I drive draft horses, so I'm sure the commands and cues I use are a bit different than what someone who drives a carriage pony uses. I don't use a driving whip, so I have no idea about those cues. But here are some of the cues I use.

Gee: say this to the horse to aid in turning right
Over Gee: Just sidestep right
Come around Gee: Sharp turns to the right

Haw: turning left
Over Haw: sidestep left
Come around Haw: Sharp turn left

Step-up or Walk-on: walk forward
Easy: use this when the horse starts getting a little TOO forward
Back: obviously, back up
Whoa: stop

I've been using these since I was 4 years old, exercising my fathers pulling horses and also doing hayrides...We've owned a few Amish horses and these cues have worked for them.


----------



## Stakie (Jul 11, 2011)

I appreciate the help.
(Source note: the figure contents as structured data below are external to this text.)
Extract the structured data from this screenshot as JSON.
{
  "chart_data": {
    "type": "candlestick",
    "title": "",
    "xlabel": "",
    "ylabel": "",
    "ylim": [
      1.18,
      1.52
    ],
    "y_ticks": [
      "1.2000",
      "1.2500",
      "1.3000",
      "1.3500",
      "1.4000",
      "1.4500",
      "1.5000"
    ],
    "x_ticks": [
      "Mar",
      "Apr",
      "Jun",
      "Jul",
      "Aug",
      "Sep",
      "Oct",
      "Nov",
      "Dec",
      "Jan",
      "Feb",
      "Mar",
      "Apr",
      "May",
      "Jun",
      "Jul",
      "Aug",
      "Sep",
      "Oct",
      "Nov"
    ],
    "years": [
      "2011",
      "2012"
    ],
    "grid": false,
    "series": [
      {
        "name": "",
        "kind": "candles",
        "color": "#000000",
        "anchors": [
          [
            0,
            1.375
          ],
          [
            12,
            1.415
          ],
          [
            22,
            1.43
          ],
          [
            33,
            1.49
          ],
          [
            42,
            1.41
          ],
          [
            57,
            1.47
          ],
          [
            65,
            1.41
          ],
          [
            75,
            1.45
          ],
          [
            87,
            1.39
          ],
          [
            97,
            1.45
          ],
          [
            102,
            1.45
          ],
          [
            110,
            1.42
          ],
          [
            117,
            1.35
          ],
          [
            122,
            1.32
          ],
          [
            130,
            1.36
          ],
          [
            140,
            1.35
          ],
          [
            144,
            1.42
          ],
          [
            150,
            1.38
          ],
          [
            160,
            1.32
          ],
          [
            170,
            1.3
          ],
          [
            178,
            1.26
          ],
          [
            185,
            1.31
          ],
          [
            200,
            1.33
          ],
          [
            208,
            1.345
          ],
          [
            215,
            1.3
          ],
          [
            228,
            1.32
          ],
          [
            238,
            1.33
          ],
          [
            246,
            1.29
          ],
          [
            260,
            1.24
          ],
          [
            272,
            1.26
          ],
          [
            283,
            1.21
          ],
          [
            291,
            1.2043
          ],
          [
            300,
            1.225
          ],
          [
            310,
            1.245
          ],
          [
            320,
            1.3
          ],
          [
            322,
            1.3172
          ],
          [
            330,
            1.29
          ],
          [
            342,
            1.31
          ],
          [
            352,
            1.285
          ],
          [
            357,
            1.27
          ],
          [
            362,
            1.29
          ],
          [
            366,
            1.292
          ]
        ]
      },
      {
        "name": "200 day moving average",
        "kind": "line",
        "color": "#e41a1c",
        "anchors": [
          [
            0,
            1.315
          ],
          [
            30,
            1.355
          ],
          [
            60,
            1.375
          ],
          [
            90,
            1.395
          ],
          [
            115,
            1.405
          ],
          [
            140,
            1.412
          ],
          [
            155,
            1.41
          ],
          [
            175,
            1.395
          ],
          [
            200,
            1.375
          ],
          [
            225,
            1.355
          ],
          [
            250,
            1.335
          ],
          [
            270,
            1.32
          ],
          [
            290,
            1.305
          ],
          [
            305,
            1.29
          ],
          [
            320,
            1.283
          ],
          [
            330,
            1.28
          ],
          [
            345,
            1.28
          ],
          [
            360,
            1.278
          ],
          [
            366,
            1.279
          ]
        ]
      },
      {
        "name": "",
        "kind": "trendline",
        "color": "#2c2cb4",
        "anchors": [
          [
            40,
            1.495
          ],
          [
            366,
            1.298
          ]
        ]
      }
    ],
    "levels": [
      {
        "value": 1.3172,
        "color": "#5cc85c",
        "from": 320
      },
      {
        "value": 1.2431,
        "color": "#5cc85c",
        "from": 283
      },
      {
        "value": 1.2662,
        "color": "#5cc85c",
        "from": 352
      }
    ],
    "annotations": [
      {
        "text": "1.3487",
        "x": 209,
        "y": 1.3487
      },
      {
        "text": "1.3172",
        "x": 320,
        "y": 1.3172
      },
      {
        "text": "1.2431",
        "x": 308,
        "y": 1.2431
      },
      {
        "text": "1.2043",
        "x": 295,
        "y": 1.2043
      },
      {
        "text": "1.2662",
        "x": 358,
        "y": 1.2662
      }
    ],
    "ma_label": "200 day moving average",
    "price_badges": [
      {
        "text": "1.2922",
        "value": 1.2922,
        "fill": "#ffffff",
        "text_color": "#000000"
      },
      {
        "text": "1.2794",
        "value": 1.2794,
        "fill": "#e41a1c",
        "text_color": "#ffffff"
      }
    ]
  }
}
I am going to try these cues with him to see if he responds.


----------



## VelvetsAB (Aug 11, 2010)

_Retired buggy horse as in Standardbred? Then he probably responds to a line flick on the butt and a chk chk (you know, the sound you make out of the corner of your mouth?) or even a kiss to go. To stop, it would be a pull back, with maybe a easy now or a woooahhh._

_And...if he was brought up by the Amish< he might not even understand English, and would most likely be German speaking fella._


----------



## Stakie (Jul 11, 2011)

He is a saddlebred. I was thinking he may know german. I may need to learn a few words then.


----------